2. PRIORITIZE → pick ONE use case / pilot, not everything at once
3. CONSOLIDATE → reduce silos toward a single source of truth
4. STANDARDIZE → clean: dedupe, fix fields, agree shared metric definitions
5. GOVERN → access controls, privacy rules, named ownership
The clinic — data hygiene on a real system. Whatever you use — Salesforce Nonprofit Cloud / NPSP, Blackbaud Raiser's Edge NXT, Bonterra Apricot, or just spreadsheets — the same problems show up: duplicate records, names in ALL CAPS, misspellings, inconsistent field values, and the same metric defined three different ways by three teams (Omatic, 2024). Apricot is built around the operational case record (intake, case notes, service history); NPSP organizes data into accounts, contacts, opportunities, and campaigns; Raiser's Edge NXT includes built-in validation tools. In every one, a basic hygiene pass means: merge duplicates, standardize key fields, fill or flag critical blanks, and write down one agreed definition for each outcome metric so "served" means the same thing across every project (Omatic, 2024; PairSoft).
Why this matters for M&E: AI-assisted impact analysis (Module 8) only works if your outcome data is tracked consistently across cohorts and time. Vera Solutions built Salesforce-based M&E tracking outcomes for millions of beneficiaries precisely because consistent, structured outcome data is the prerequisite for any analysis — by hand or by AI (Vera Solutions). A clean data catalog with shared metric definitions is what lets every team "reference the same shared understanding" (NonProfit PRO, 2025).
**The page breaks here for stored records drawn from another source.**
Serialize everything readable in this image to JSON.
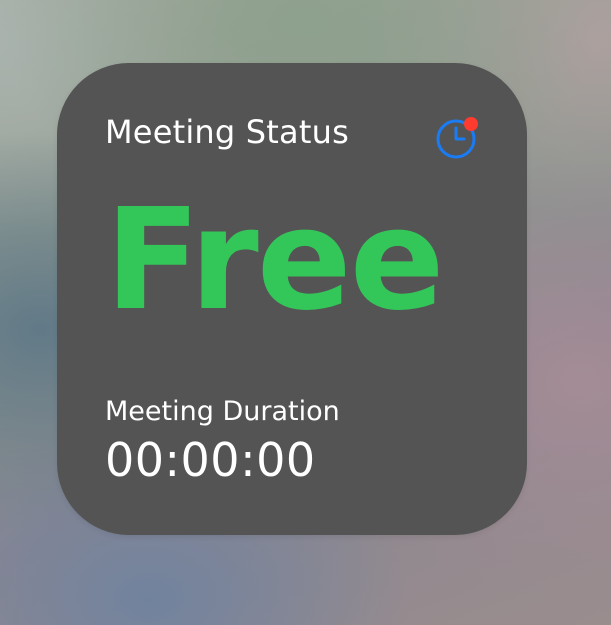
{
  "widget": {
    "title": "Meeting Status",
    "status": "Free",
    "duration_label": "Meeting Duration",
    "duration_value": "00:00:00",
    "icon": "clock-icon",
    "icon_badge": "notification-dot",
    "colors": {
      "status": "#33c759",
      "icon": "#1a7cf5",
      "badge": "#ff3b30",
      "background": "#545454",
      "text": "#ffffff"
    }
  }
}
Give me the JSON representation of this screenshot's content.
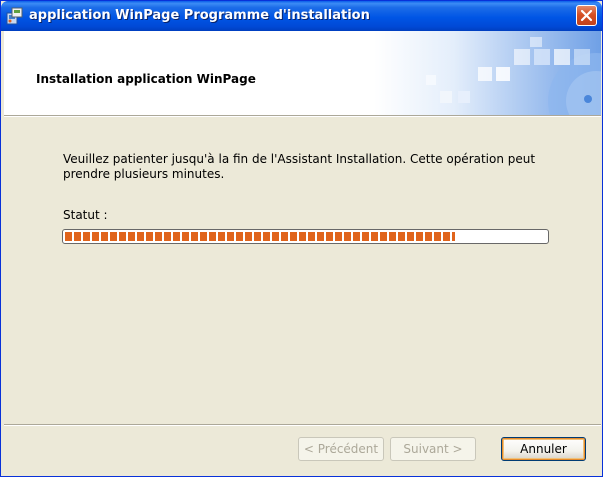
{
  "window": {
    "title": "application WinPage Programme d'installation",
    "icon": "installer-icon",
    "close_icon": "close-icon"
  },
  "header": {
    "title": "Installation application WinPage"
  },
  "main": {
    "message": "Veuillez patienter jusqu'à la fin de l'Assistant Installation. Cette opération peut prendre plusieurs minutes.",
    "status_label": "Statut :",
    "progress_fraction": 0.81,
    "progress_color": "#E0641C"
  },
  "buttons": {
    "back": "< Précédent",
    "next": "Suivant >",
    "cancel": "Annuler"
  },
  "colors": {
    "titlebar": "#0055E5",
    "close": "#D65024",
    "dialog_bg": "#ECE9D8"
  }
}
Your team can answer "how many people did we serve last quarter?" the same way no matter who you ask, because the metric has one written definition. That consistency is worth more to AI-readiness than any new tool.
Cleaning is not a one-time event. Schedule a recurring hygiene pass (quarterly is realistic for lean teams) and assign it to the data owner. A little maintenance beats a heroic annual cleanup nobody has time for.
4D tie-in — Description: Clean, consistently-labeled data is what lets you describe a task to AI precisely. Garbage in, confident-garbage out — Discernment can only catch so much if the underlying data is a mess.